Jedno jest pewne. Sekcja zwłok kobiety wykluczyła działanie osób trzecich, a zatem śmierć nie była wynikiem przestępstwa. Nie ma też dowodów na to, że nastąpiła wskutek tego, że przewróciła się szafka. Kobieta nie ma żadnych obrażeń na ciele.

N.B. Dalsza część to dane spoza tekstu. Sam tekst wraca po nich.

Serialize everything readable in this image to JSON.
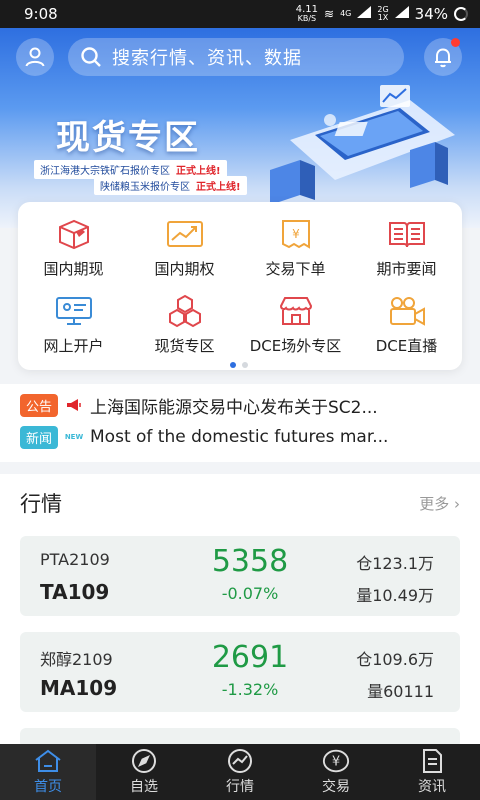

- Obie te osoby były przygniecione szafką, przy czym nie była ona wielkich rozmiarów, bo wysoka na ok. sto centymetrów. Prawdopodobnie była to szafka na buty, bo wokół leżało porozrzucane obuwie. Niewątpliwie kobieta była bardzo schorowana, mężczyzna też był w bardzo złym stanie - taki wyniszczony. Do chwili obecnej przebywa na oddziale wewnętrznym szpitala - mówi Lidia Tkaczyszyn, rzecznik prasowy Prokuratury Okręgowej w Legnicy.
Stan zdrowia mężczyzny nie pozwala na jego przesłuchanie.
- Czekamy na możliwość przesłuchania mężczyzny, bu ustalić, jak doszło do tego przewrócenia i upadku na podłogę. Nie można wykluczyć tutaj przyczyn chorobowych, jakiegoś przypadku. Badany jest także wątek ewentualnego - podkreślam- ewentualnego spożycia alkoholu przez kobietę i mężczyznę bezpośrednio przed zaistnieniem tego zdarzenia. Stan zwłok kobiety wskazywał, że do jej śmierci doszło nie w dniu ujawnienia zwłok, tylko wcześniej - dodaje Lidia Tkaczyszyn.
Prokuratura podkreśla, że na uznanie zasługuje postawa sąsiadów. To oni zaalarmowali służby, bo zaniepokoiło ich to, że od kilku dni nie widzieli pary. Kiedy na miejsce przybyli strażacy, przez okno zobaczyli osobę leżącą na podłodze. To dało podstawę, by siłowo wejść do mieszkania. Być może dzięki temu mężczyzna żyje. Wymagał bowiem natychmiastowej pomocy lekarskiej.